I met Murder on the way…

As with much of the rest of Australia, Sydney’s street names bear the stamp of its British colonial past – Pitt, George,Sussex and so on. One of the main thoroughfares through the city centre is Castlereagh St, a name I recognise principally from Shelley’s Masque of Anarchy, his lengthy poetic response to the Peterloo Massacre:

I met Murder on the way –
He had a mask like Castlereagh –
Very smooth he looked, yet grim;
Seven blood-hounds followed him:

All were fat; and well they might
Be in admirable plight,
For one by one, and two by two,
He tossed the human hearts to chew
Which from his wide cloak he drew.

Which set me to wondering if it was the same Viscount Castlereagh who gave his name to the Sydney Street.
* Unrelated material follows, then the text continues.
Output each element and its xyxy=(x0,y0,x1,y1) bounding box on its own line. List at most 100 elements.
Which, a little Googling revealed, it was, according to Jen Willetts’ ‘Free settler or felon’ website, which states that in September 1810 “Chapel Row became Castlereagh Street after the Secretary of State for the colonies”. That ever-reliable fount of knowledge, Wikipedia, says that Castlereagh was Secretary of State for the Colonies between July 1805 and February 1806, and again from March 1807 until November 1809. So a decade before he was a key member of the government which approved the actions of the Manchester & Salford Yeomanry in cutting down civilians at Peterloo, Castlereagh had responsibility for the colonisation of this continent. He committed suicide in 1822, apparently depressed by his political unpopularity after he passed repressive legislation to prevent similar large political gatherings.